Following so soon after a Digitimes claim that Apple Watch 2 manufacture had begun with a tidal wave of new and existing users apparently prepared to snap up millions of the new designs within weeks, news of two new models should be of interest.
- Model one: With a thinner display, the high-end Apple Watch 2 will boast the same general design, and will include GPS, a barometer and a faster 16nm processor, manufactured by TSMC.
- Model two: With some updated components the second model will be the same as the current edition, but potentially at a new entry-level price.
However, if you are waiting for your Apple Watch to become truly smart, the analyst warns that a model featuring built-in LTE support won’t appear until next year. In 2018, the analyst predicts health sensor and function improvements and FDA approval to appear, along with new hardware designs.
In a sense, what’s being proposed here for Apple Watch 2 is a good example of the kind of incremental innovation that characterizes the growing business ecosystem of Apple Corp. There remains a huge disconnect between the reality of the way the company works and the way public and media thinks it works. In part this may have been due to the presidential, banner-waving role the media surrounded Apple’s legendary co-founder, Steve Jobs.
"The world thinks we delivered [a breakthrough] every year while Steve was here," Apple’s SVP Internet Affairs, Eddy Cue, told Fast Company. "Those products were developed over a long period of time."
It’s also the software
What we don’t yet fully understand is how Apple plans to maintain Apple Watch. For me the challenge is that when customers pay up to $20,000 for a product many will not want to replace it every year – and they will still want to feel they have got what they expect out of their investment. We all know mechanical watches are kept and bequeathed for decades, and while it seems unlikely tech gadgets can match that kind of longevity, value must be maintained at some level.

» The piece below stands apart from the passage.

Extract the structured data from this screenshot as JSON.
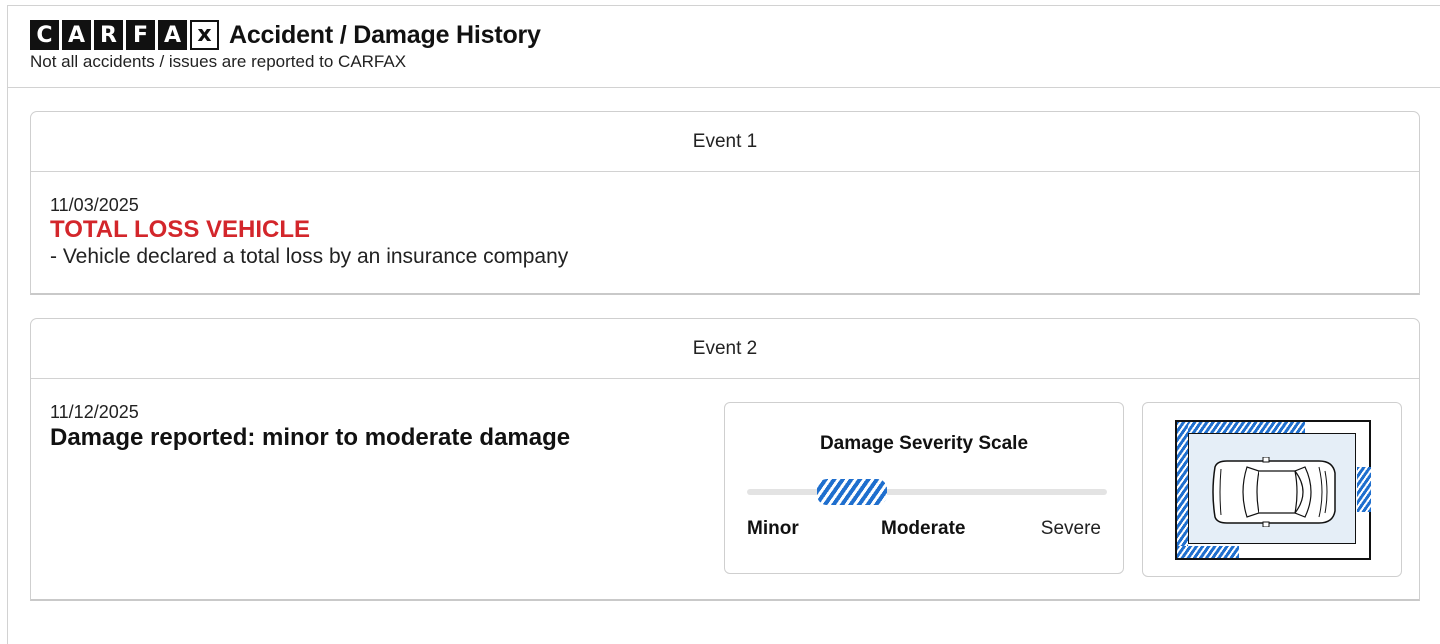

That’s where Apple’s software improvements become so important. We already know many of the key software features to look forward to in watchOS 3, including major performance improvements.
Together the software enhancements should go a long way towards reigniting interest among customers who may have stopped using their Apple Watch, while rewarding those who continue to do so. The upgrade should also enhance the second user value of existing Apple Watch models, enabling existing users to sell or gift their current models to make way for new editions.
The biggest question will be how well supported these devices are in three, four or even five years. Will they still run a current and secure OS, or will they be yesterday’s tech toys to be tucked in the old electronics box at the bottom of the closet?
I’ve a feeling Ming-chi Ku’s statements suggest a three or four year life cycle for these devices, but it will be interesting to see if this proves correct. Meanwhile Wristly’s recent claim of 94 percent user satisfaction gives the company a strong foundation on which to grow.
It remains to be seen if the new models will be sufficient to reignite Apple Watch sales. The world’s leading smartwatch has already become sufficiently iconic key competitors can’t fail to note its existence in their own patent filings.
All the same, it remains unknown if Apple Watch 2 and watchOS 3 will reignite the wearables industry. I remain convinced that the full extent of the potential of the product family won't be realized until an LTE-supporting model appears.